Padang – Pemerintah Provinsi Sumatera Barat (Pemprov Sumbar) berupaya meredam potensi gangguan keamanan dan ketertiban umum menjelang aksi unjuk rasa yang direncanakan oleh elemen mahasiswa dan masyarakat pada Senin, 1 September 2025, di Kota Padang. Sekretaris Daerah Provinsi Sumatera Barat (Sekdaprov Sumbar), Arry Yuswandi, menyampaikan imbauan kepada seluruh peserta aksi untuk menyampaikan aspirasi secara konstruktif dan damai, serta mengklarifikasi isu terkait dugaan permintaan pelemahan sinyal internet selama demonstrasi berlangsung.
Sekdaprov Sumbar menekankan bahwa penyampaian aspirasi merupakan hak yang dilindungi undang-undang, namun harus dilakukan dengan tetap menghormati aturan dan menjaga ketertiban umum. Ia juga mengajak seluruh elemen masyarakat untuk bersama-sama menjaga kondusifitas daerah. Arry Yuswandi meyakini bahwa masyarakat Sumatera Barat memiliki tradisi yang kuat dalam menyampaikan pendapat secara santun dan bijaksana. “Saya percaya, mahasiswa dan masyarakat Sumbar sudah terbiasa menyampaikan pikiran dengan cara yang bijak dan cerdas. Sehingga kita berharap, aksi siang nanti dapat berlangsung kondusif,” ungkap Sekdaprov Sumbar, Arry Yuswandi, saat memberikan keterangan di ruang kerjanya, Senin (1/9/2025).
Selain itu, Sekdaprov Sumbar juga mengungkapkan bahwa imbauan untuk menjaga kondusifitas daerah tidak hanya datang dari pemerintah provinsi, tetapi juga dari berbagai tokoh masyarakat dan pemuka agama. Hal ini menunjukkan adanya kesadaran bersama akan pentingnya menjaga stabilitas dan keamanan daerah. “Pemprov bersama Forkopimda dan tokoh masyarakat terus berupaya untuk menghimbau seluruh pihak agar menjaga kondusifitas daerah. Itu telah disampaikan melalui berbagai platform media, baik formal maupun informal,” ujarnya.

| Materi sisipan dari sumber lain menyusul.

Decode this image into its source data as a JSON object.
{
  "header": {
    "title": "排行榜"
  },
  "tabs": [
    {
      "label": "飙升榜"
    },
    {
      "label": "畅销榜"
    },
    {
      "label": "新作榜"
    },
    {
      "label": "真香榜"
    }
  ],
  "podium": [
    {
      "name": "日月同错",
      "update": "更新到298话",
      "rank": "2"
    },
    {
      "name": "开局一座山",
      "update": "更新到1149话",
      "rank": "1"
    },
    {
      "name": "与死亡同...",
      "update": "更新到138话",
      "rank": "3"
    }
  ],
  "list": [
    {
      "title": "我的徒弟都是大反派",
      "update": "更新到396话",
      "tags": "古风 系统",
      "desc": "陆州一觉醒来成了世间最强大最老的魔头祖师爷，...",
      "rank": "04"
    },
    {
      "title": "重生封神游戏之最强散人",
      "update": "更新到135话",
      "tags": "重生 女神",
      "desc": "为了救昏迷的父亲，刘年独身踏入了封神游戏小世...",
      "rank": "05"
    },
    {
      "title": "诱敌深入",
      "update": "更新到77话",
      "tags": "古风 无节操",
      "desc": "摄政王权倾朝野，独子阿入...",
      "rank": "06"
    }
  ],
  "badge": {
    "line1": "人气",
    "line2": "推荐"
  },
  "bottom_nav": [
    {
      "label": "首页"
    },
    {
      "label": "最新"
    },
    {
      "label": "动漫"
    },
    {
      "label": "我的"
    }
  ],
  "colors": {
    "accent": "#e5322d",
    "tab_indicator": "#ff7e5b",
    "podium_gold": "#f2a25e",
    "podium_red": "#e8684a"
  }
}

Arry Yuswandi juga mengingatkan akan dampak negatif yang dapat timbul jika aksi unjuk rasa justru berujung pada kerusuhan atau perusakan fasilitas publik. Ia menegaskan bahwa tindakan anarkis hanya akan merugikan masyarakat secara keseluruhan, karena anggaran yang seharusnya digunakan untuk pembangunan dan kesejahteraan akan dialihkan untuk perbaikan fasilitas yang rusak. “Kita tentu tidak ingin, aspirasi yang baik justru menimbulkan kerugian bersama. Mari kita jaga Sumbar tetap kondusif, agar aspirasi bisa tersampaikan, dan pembangunan juga tetap berjalan. Mari jaga kampung halaman kita,” tegasnya.
Terkait isu yang beredar mengenai permintaan pelemahan sinyal internet selama aksi demonstrasi, Sekdaprov Sumbar dengan tegas membantah bahwa Pemerintah Provinsi Sumatera Barat pernah mengeluarkan permintaan tersebut kepada penyedia layanan internet (provider). Ia menjelaskan bahwa pengaturan sinyal jaringan internet sepenuhnya menjadi kewenangan provider. “Kita tidak ada meminta agar sinyal jaringan internet diganggu pada provinder. Jadi jika ada informasi itu, kita tidak pernah meminta, kita tetap serahkan pada provider,” ujarnya. Dengan demikian, Pemprov Sumbar menyerahkan sepenuhnya kepada provider untuk mengambil langkah-langkah yang dianggap perlu demi menjaga keamanan dan kelancaran komunikasi selama aksi berlangsung.